Un incrocio mai banale nelle ultime stagioni. Una sfida che mette in campo sempre e solo il meglio della categoria.
Ad attendere i neroverdi ci sarà un’Audace Cerignola imprevedibile e mina vagante di questo girone, complice anche le vicende federali che l’hanno vista protagonista e che l’hanno costretta ad essere un autentico cantiere aperto in queste prime giornate, con un mercato che sembra quasi non interrompersi mai. Col chiaro obiettivo di puntare alla promozione nei professionisti.
Un’ Audace Cerignola momentaneamente ferma a quota sette punti in classifica e col morale non proprio dei giorni migliori, dopo l’inattesa sconfitta di domenica scorsa contro il fanalino di coda Nardò, giunta nei minuti finali.
A contendere l’intero bottino in palio ai gialloblu, ci sarà un Bitonto rinvigorito dalle due vittorie consecutive ottenute contro la Nocerina e contro un avversario ostico da affrontare ed esperto, come il Gravina.
Due successi che hanno permesso al Bitonto di risalire la china in classifica e di prendersi la seconda piazza in classifica, a quota dodici punti, ad una sola lunghezza dal Foggia capolista.
Un Bitonto, che potrà contare su tutti i suoi effettivi, a partire dal folto centrocampo rinvigorito da Raffaele Vacca, autore di un’ottima ora di gioco al suo esordio stagionale in maglia neroverde domenica scorsa contro il Gravina, e dai goal ritrovati del proprio bomber Kikko Patierno.

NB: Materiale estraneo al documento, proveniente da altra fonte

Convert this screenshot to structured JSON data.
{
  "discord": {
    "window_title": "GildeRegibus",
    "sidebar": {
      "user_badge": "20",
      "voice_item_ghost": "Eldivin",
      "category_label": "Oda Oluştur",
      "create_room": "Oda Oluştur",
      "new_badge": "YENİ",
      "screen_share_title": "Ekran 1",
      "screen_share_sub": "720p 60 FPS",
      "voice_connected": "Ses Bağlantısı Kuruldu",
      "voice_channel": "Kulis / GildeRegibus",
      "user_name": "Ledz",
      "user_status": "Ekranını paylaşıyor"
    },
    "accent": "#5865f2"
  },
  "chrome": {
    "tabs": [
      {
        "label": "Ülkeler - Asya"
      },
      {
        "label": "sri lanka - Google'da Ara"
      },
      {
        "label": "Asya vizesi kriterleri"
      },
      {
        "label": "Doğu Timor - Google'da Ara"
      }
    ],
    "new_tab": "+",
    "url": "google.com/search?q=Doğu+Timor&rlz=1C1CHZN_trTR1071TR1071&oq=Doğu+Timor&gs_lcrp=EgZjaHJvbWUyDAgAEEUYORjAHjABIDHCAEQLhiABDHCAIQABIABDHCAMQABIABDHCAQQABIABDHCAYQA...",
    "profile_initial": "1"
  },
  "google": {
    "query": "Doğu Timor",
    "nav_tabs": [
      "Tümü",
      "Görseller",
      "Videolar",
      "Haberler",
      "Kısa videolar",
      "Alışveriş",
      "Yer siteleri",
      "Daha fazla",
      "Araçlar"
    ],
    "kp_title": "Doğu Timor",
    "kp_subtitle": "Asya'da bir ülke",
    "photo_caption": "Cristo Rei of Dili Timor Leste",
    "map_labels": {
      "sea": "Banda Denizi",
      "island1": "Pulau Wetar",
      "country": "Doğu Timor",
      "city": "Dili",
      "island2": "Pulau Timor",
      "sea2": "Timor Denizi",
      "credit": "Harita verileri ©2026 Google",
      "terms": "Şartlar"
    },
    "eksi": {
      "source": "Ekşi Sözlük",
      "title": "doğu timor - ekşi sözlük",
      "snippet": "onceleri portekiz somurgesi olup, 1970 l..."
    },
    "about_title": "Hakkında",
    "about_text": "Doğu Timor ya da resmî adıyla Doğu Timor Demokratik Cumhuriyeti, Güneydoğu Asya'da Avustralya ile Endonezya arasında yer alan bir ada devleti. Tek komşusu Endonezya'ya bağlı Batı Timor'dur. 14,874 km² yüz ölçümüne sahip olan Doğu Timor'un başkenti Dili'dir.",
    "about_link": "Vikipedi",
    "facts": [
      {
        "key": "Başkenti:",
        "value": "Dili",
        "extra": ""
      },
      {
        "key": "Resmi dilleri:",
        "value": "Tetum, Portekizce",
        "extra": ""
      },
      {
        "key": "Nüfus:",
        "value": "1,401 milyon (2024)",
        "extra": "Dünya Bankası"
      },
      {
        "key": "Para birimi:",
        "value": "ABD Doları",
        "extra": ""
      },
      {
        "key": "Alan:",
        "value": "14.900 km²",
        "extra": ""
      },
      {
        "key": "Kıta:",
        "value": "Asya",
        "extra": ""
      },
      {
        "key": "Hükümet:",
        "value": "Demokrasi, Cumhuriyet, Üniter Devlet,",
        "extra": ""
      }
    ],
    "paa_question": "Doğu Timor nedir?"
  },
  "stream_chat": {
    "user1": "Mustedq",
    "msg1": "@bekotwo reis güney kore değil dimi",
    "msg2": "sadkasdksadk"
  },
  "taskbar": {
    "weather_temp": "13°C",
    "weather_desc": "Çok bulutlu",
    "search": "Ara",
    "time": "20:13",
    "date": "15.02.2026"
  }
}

Ora si attendono le prime marcature stagionali in campionato di Riccardo Lattanzio, ex della gara, e di SIlvio Merkaj, entrambi andati ad un soffio dalla prima rete in campionato domenica nella sfida contro il Gravina.
Neroverdi, che stanno dimostrando anche un’ottima solidità difensiva con due sole reti subite nelle ultime quattro gare.
L’obiettivo dei ragazzi di mister Taurino (purtroppo appiedato per due turni dal giudice sportivo) è di presentarsi in terra ofantina con l’intento di proseguire la striscia di risultati utili consecutivi, con vista sul primato in classifica.
Appuntamento dunque a domenica 13 ottobre, stadio “Monterisi” di Cerignola per Audace Cerignola – USD Bitonto Calcio. Dirigerà l’incontro il fischietto del sig. Domenico Castellone della sezione di Napoli, coadiuvato dagli assistenti, il sig. Paolo Cipolletta della sezione di Avellino ed il sig. Maiorino della sezione di Nocera Inferiore. Calcio d’inizio alle ore 15.